Un instant déstabilisé par l'attaque de Laura, Batz était allé s'adosser à une console et, les bras croisés sur la poitrine, contemplait la jeune femme si charmante avec ses magnifiques cheveux blond cendré qu'elle laissait retomber sur ses épaules. Il pensait que Pontallec était sans doute un rude imbécile, mis à part ses instincts prédateurs, mais qu'il avait tout de même quelques excuses : en passant de son personnage de petite marquise effacée et timide à celui de libre Américaine, l'ex-Anne-Laure s'était épanouie, modifiée d'extraordinaire façon. Élégante, sûre d'elle, on la sentait en pleine possession de ses moyens... et que ces moyens étaient donc jolis ! En l'entendant revendiquer son droit à disposer d'elle-même, il ne put s'empêcher de sourire, de ce curieux sourire de loup, à belles dents blanches, qui mettait des flammes dans ses yeux noisette. Leur regard était si intense que Laura détourna le sien.
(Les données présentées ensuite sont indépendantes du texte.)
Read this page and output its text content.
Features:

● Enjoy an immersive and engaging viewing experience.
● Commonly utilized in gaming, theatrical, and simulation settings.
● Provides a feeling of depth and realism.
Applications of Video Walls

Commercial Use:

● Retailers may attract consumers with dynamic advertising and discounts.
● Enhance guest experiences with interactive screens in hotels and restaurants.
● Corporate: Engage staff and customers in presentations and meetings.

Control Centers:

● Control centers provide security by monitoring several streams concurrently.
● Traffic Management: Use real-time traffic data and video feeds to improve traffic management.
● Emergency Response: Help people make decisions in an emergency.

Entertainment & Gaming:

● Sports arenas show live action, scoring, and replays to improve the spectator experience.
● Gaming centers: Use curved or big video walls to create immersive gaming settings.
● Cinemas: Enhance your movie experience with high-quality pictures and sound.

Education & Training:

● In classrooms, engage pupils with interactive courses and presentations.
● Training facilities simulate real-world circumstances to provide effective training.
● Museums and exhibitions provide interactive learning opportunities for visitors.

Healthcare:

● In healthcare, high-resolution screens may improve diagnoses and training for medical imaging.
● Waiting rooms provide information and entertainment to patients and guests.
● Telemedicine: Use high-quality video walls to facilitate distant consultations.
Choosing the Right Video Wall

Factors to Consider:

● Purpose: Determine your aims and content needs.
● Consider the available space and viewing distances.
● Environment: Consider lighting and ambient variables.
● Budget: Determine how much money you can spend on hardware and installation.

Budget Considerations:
- Je n'ai jamais envisagé de vous envoyer à la mort, dit-il doucement. Je voulais simplement vous arracher à vous-même. Le pacte est donc moralement déchiré... mais ne croyez-vous pas que nous poumons encore travailler ensemble ?
La réaction fut spontanée :
- Je ne demande que cela ! Au fond, si j'ai loué cette maison c'est aussi afin de vous offrir un asile de plus dans Paris et dans un quartier que vous aimez puisque votre logis de la rue Ménars est maintenant sous scellés.
Il releva un sourcil ironique, prit une de ses mains qu'il ouvrit pour en baiser la paume :
- Pour moi ? Vraiment ? Pas pour moi seul, tout de même? Je suppose que vous y réservez une petite place à... Elleviou par exemple?
Passant de l'attendrissement à la colère, Laura rougit et arracha sa main :
- Pour qui me prenez-vous ?
- Pour une séduisante jeune femme... et qui aime à plaire, ce qui est bien naturel. Quant à notre ténor, il est loin d'être repoussant. Vous devriez l'entendre dans " Alexis ou le déserteur ", il y est irrésistible. C'est du moins ce que prétendent les femmes...
- Je l'ai vu et j'ai fort bien résisté !
- Vous sembliez pourtant très proches l'un de l'autre tout à l'heure? Et vous l'avez invité...
- Mais de quoi vous mêlez-vous ? N'aurais-je pas droit à quelques amis? Je le trouve charmant... mais c'est tout.
Le soupir que poussa Batz aurait pu éteindre le grand lustre de cristal accroché au-dessus de leurs têtes s'il avait été allumé :
- Acceptons-en l'augure et tenez-vous-en là. Vous risqueriez de vous lancer dans une aventure inutile et même... dangereuse.
- Dangereuse? fit Laura en haussant les épaules. Où allez-vous chercher cela ?
- Rue de la Loi ! C'est là qu'habité sa maîtresse, la danseuse Clothilde Mafleuroy, de l'Opéra. Elle est fort belle mais c'est la femme la plus jalouse, la plus vindicative que je connaisse et elle est folle de son amant. Elle serait très capable d'envoyer une rivale à l'échafaud !
- Vous n'exagérez pas un peu ?
- En bon Méridional que je suis ? Même pas. Si vous avez un faible pour ce garçon, gardez-vous de la Mafleuroy! En outre, je n'aimerais pas voir la grande dame que vous êtes jouer à son insu le rôle déplaisant du chandelier.
- Qu'est-ce que cela veut dire ?
- Qu'Elleviou est amoureux d'une très jeune femme qui vous ressemble un peu d'ailleurs et que je connais bien. Elle est mariée à Sartine, le fils du dernier lieutenant de police, mais, avant les massacres de Septembre, elle et sa mère animaient une luxueuse maison de jeu du Palais-Royal appartenant à un riche créole, M. Aucane, qui est le protecteur avoué des dames de Sainte-Amaranthe.